The far-right Sanseito party, which promises to put “Japanese first,” was projected to take up to 14 seats, according to the exit poll, which would quadruple its numbers but fall short of the 30 it had targeted. 

Speaking from LDP headquarters as the results came in, Takaichi said her party’s coalition with Ishin would continue, adding that she would place importance on fiscal sustainability and had no plans for a major cabinet reshuffle. 

President Trump congratulated Takaichi on her win, which clears the way for her tax cut proposal. Yet, some were noting how many of the conservative parties in Japan railed against increased immigration levels during the campaign (via NYT): 

Ms. Takaichi’s Liberal Democratic Party won in a landslide, securing a rare supermajority in the 465-member House of Representatives, the lower house of Japan’s bicameral Parliament, according to NHK, the public broadcaster. The party won 316 seats, up from 198, NHK said — the first time since World War II that a Japanese political party has won more than two-thirds of the seats. 

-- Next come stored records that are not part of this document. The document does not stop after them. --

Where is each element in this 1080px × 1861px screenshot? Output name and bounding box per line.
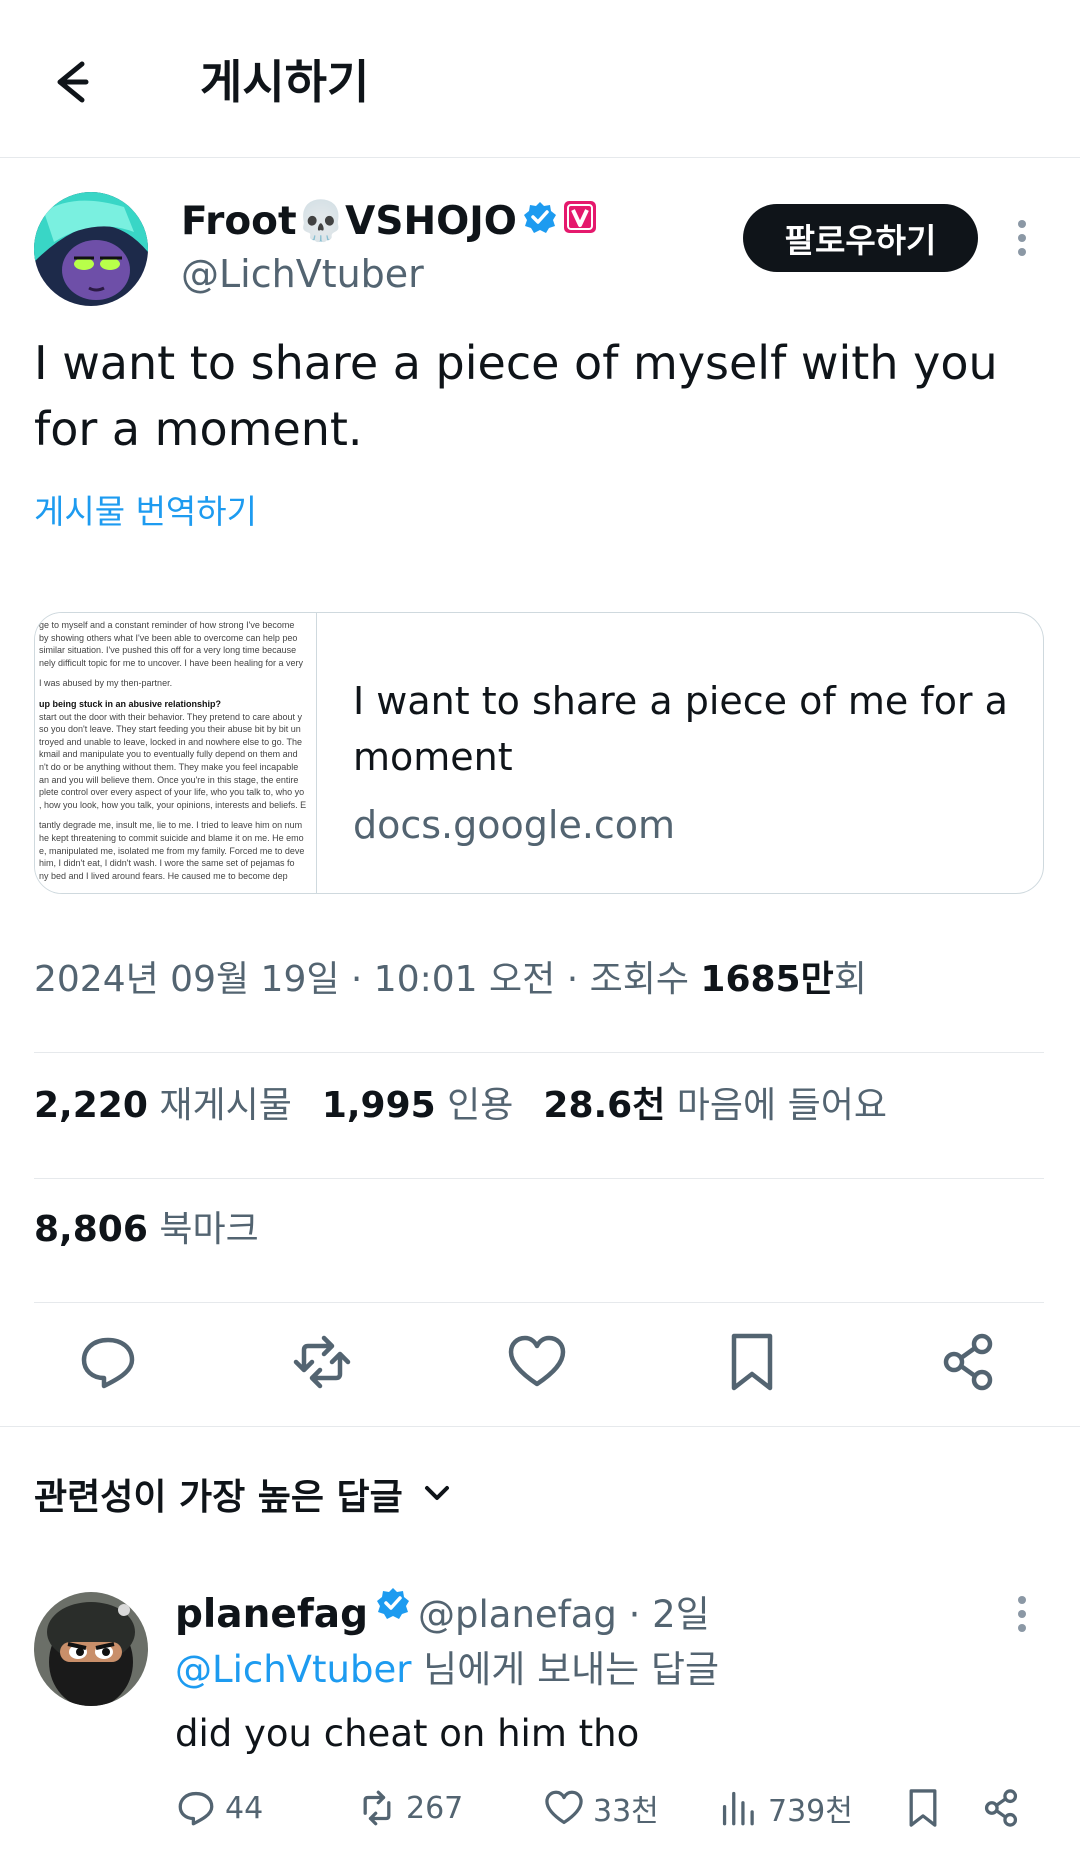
section-divider [0,1426,1080,1427]
views-bar-chart-icon [722,1791,754,1826]
link-preview-card[interactable]: ge to myself and a constant reminder of … [34,612,1044,894]
reply-likes-count: 33천 [593,1794,659,1829]
more-options-icon[interactable] [1010,216,1034,260]
thumbnail-text-line: so you don't leave. They start feeding y… [39,724,301,735]
link-card-title: I want to share a piece of me for a mome… [353,679,1008,779]
top-bar: 게시하기 [0,0,1080,158]
reply-mention-link[interactable]: @LichVtuber [175,1648,411,1691]
repost-icon [363,1790,391,1826]
link-thumbnail-image: ge to myself and a constant reminder of … [35,613,317,893]
reply-repost-button[interactable]: 267 [356,1780,463,1836]
share-icon[interactable] [936,1330,1000,1394]
translate-post-link[interactable]: 게시물 번역하기 [34,488,257,536]
like-heart-icon [545,1790,583,1825]
replies-sort-label: 관련성이 가장 높은 답글 [34,1477,403,1518]
thumbnail-text-line: by showing others what I've been able to… [39,632,298,643]
views-prefix: · 조회수 [555,959,701,1000]
follow-button[interactable]: 팔로우하기 [743,204,978,272]
reply-icon [178,1791,214,1826]
thumbnail-text-line [39,811,316,819]
replies-sort-dropdown[interactable]: 관련성이 가장 높은 답글 [34,1470,453,1526]
thumbnail-text-line: up being stuck in an abusive relationshi… [39,698,222,709]
divider [34,1052,1044,1053]
thumbnail-text-line: him, I didn't eat, I didn't wash. I wore… [39,858,295,869]
post-meta: 2024년 09월 19일 · 10:01 오전 · 조회수 1685만회 [34,952,867,1008]
likes-stat[interactable]: 28.6천 마음에 들어요 [543,1085,917,1126]
thumbnail-text-line: kmail and manipulate you to eventually f… [39,749,298,760]
post-timestamp[interactable]: 2024년 09월 19일 · 10:01 오전 [34,959,555,1000]
thumbnail-text-line: tantly degrade me, insult me, lie to me.… [39,820,303,831]
thumbnail-text-line: ny bed and I lived around fears. He caus… [39,870,288,881]
author-name[interactable]: Froot💀VSHOJO [181,196,517,248]
thumbnail-text-line: start out the door with their behavior. … [39,711,302,722]
thumbnail-text-line: nely difficult topic for me to uncover. … [39,657,303,668]
thumbnail-text-line: plete control over every aspect of your … [39,787,305,798]
repost-icon[interactable] [290,1330,354,1394]
author-handle[interactable]: @LichVtuber [181,248,424,300]
reply-author-name[interactable]: planefag [175,1587,368,1643]
reply-handle-time[interactable]: @planefag · 2일 [418,1587,710,1643]
quotes-stat[interactable]: 1,995 인용 [322,1085,544,1126]
bookmark-icon[interactable] [720,1330,784,1394]
verified-badge-icon [376,1586,410,1643]
bookmarks-stat[interactable]: 8,806 북마크 [34,1202,289,1258]
reply-text: did you cheat on him tho [175,1712,640,1755]
chevron-down-icon [421,1470,453,1526]
thumbnail-text-line: e, manipulated me, isolated me from my f… [39,845,305,856]
views-suffix: 회 [833,959,867,1000]
verified-badge-icon [523,196,557,248]
views-count: 1685만 [700,959,834,1000]
reply-reposts-count: 267 [406,1790,464,1826]
thumbnail-text-line: ge to myself and a constant reminder of … [39,620,295,630]
reply-like-button[interactable]: 33천 [543,1780,659,1836]
thumbnail-text-line [39,669,316,677]
thumbnail-text-line: I was abused by my then-partner. [39,678,173,689]
engagement-stats: 2,220 재게시물 1,995 인용 28.6천 마음에 들어요 [34,1078,917,1134]
thumbnail-text-line [39,690,316,698]
divider [34,1302,1044,1303]
bookmark-icon [909,1789,937,1827]
post-text: I want to share a piece of myself with y… [34,336,998,456]
reply-replies-count: 44 [225,1790,264,1826]
reply-bookmark-button[interactable] [902,1780,944,1836]
thumbnail-text-line: , how you look, how you talk, your opini… [39,799,307,810]
reply-author-avatar[interactable] [34,1592,148,1706]
reply-share-button[interactable] [980,1780,1022,1836]
vshojo-affiliate-badge-icon[interactable] [563,196,597,248]
thumbnail-text-line: troyed and unable to leave, locked in an… [39,736,303,747]
reply-reply-button[interactable]: 44 [175,1780,263,1836]
reply-header: planefag @planefag · 2일 [175,1586,710,1643]
back-arrow-icon[interactable] [44,50,108,114]
author-name-row[interactable]: Froot💀VSHOJO [181,196,597,248]
reply-views-button[interactable]: 739천 [718,1780,853,1836]
link-card-domain: docs.google.com [353,803,676,847]
share-icon [984,1789,1018,1827]
author-avatar[interactable] [34,192,148,306]
reply-views-count: 739천 [768,1794,853,1829]
reply-icon[interactable] [76,1330,140,1394]
thumbnail-text-line: an and you will believe them. Once you'r… [39,774,299,785]
reply-more-options-icon[interactable] [1010,1592,1034,1636]
thumbnail-text-line: similar situation. I've pushed this off … [39,645,297,656]
thumbnail-text-line: he kept threatening to commit suicide an… [39,832,304,843]
replying-to-line: @LichVtuber 님에게 보내는 답글 [175,1642,719,1698]
thumbnail-text-line: n't do or be anything without them. They… [39,761,299,772]
like-heart-icon[interactable] [505,1330,569,1394]
page-title: 게시하기 [200,55,370,109]
divider [34,1178,1044,1179]
reposts-stat[interactable]: 2,220 재게시물 [34,1085,322,1126]
reply-to-suffix: 님에게 보내는 답글 [411,1648,720,1691]
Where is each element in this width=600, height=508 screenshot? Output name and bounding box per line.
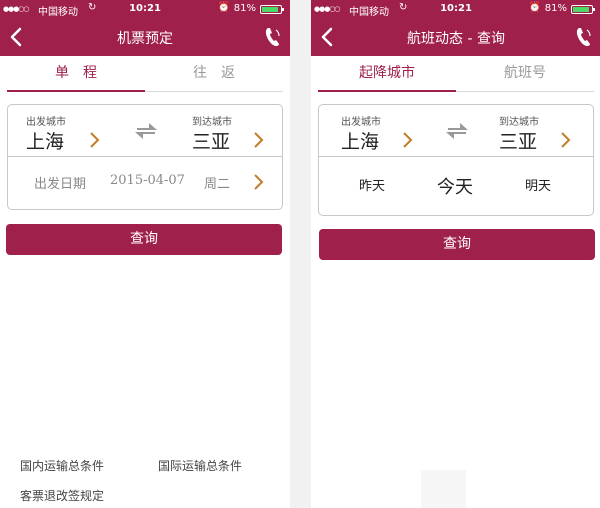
alarm-icon: ⏰ <box>217 2 230 13</box>
tab-round-trip[interactable]: 往 返 <box>145 56 283 92</box>
status-bar: ●●●○○ 中国移动 ↻ 10:21 ⏰ 81% <box>0 0 290 18</box>
day-selector-row: 昨天 今天 明天 <box>319 157 593 213</box>
tab-flight-number[interactable]: 航班号 <box>456 56 594 92</box>
query-button[interactable]: 查询 <box>6 224 282 255</box>
depart-date[interactable]: 2015-04-07 <box>110 173 185 188</box>
battery-percent: 81% <box>233 3 256 14</box>
day-yesterday[interactable]: 昨天 <box>359 175 385 194</box>
battery-percent: 81% <box>544 3 567 14</box>
flight-status-form-card: 出发城市 上海 到达城市 三亚 昨天 今天 明天 <box>318 104 594 216</box>
depart-city-label: 出发城市 <box>26 117 66 128</box>
refund-change-rules-link[interactable]: 客票退改签规定 <box>20 487 104 504</box>
booking-form-card: 出发城市 上海 到达城市 三亚 出发日期 2015-04-07 周二 <box>7 104 283 210</box>
page-title: 机票预定 <box>117 31 173 47</box>
city-selector-row: 出发城市 上海 到达城市 三亚 <box>319 105 593 157</box>
ticket-booking-screen: ●●●○○ 中国移动 ↻ 10:21 ⏰ 81% 机票预定 单 程 往 返 出发… <box>0 0 290 508</box>
city-selector-row: 出发城市 上海 到达城市 三亚 <box>8 105 282 157</box>
chevron-right-icon[interactable] <box>252 173 264 191</box>
depart-city[interactable]: 上海 <box>26 127 64 154</box>
tab-city[interactable]: 起降城市 <box>318 56 456 92</box>
chevron-right-icon[interactable] <box>401 131 413 149</box>
nav-bar: 机票预定 <box>0 18 290 56</box>
depart-city[interactable]: 上海 <box>341 127 379 154</box>
phone-icon[interactable] <box>575 26 593 48</box>
query-mode-tabs: 起降城市 航班号 <box>318 56 594 92</box>
day-today[interactable]: 今天 <box>437 173 473 199</box>
nav-bar: 航班动态 - 查询 <box>311 18 600 56</box>
chevron-right-icon[interactable] <box>559 131 571 149</box>
alarm-icon: ⏰ <box>528 2 541 13</box>
arrive-city[interactable]: 三亚 <box>499 127 537 154</box>
query-button[interactable]: 查询 <box>319 229 595 260</box>
date-selector-row[interactable]: 出发日期 2015-04-07 周二 <box>8 157 282 207</box>
arrive-city-label: 到达城市 <box>192 117 232 128</box>
trip-type-tabs: 单 程 往 返 <box>7 56 283 92</box>
arrive-city[interactable]: 三亚 <box>192 127 230 154</box>
depart-date-label: 出发日期 <box>34 177 87 192</box>
chevron-right-icon[interactable] <box>252 131 264 149</box>
battery-icon <box>571 5 595 14</box>
background-decoration <box>421 470 466 508</box>
page-title: 航班动态 - 查询 <box>407 31 505 47</box>
status-bar: ●●●○○ 中国移动 ↻ 10:21 ⏰ 81% <box>311 0 600 18</box>
arrive-city-label: 到达城市 <box>499 117 539 128</box>
depart-city-label: 出发城市 <box>341 117 381 128</box>
chevron-right-icon[interactable] <box>88 131 100 149</box>
international-terms-link[interactable]: 国际运输总条件 <box>158 457 242 474</box>
phone-icon[interactable] <box>264 26 282 48</box>
tab-one-way[interactable]: 单 程 <box>7 56 145 92</box>
domestic-terms-link[interactable]: 国内运输总条件 <box>20 457 104 474</box>
swap-icon[interactable] <box>443 118 471 144</box>
battery-icon <box>260 5 284 14</box>
flight-status-screen: ●●●○○ 中国移动 ↻ 10:21 ⏰ 81% 航班动态 - 查询 起降城市 … <box>311 0 600 508</box>
screen-divider <box>290 0 311 508</box>
swap-icon[interactable] <box>132 118 160 144</box>
day-tomorrow[interactable]: 明天 <box>525 175 551 194</box>
depart-weekday: 周二 <box>204 177 231 192</box>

The result clears the way for Ms. Takaichi to enact a conservative agenda on defense and social issues and to strengthen her position on the global stage, with President Trump having given her candidacy a ringing endorsement. 

[…] 

Ms. Takaichi’s win comes as right-wing groups in Japan are gaining strength. Sanseito, a Japanese political party that shares some similarities to Mr. Trump’s MAGA movement, won 15 seats, up from two, according to NHK. The party has an outsize voice in national politics, and it has put pressure on Ms. Takaichi to move swiftly to raise stagnant wages and crack down on immigration. 

It’s an issue that animates the electorate, and Democrats here want open borders, criminal aliens running wild, and allowing these people to soak up federal benefits. Navigate that at your peril, guys.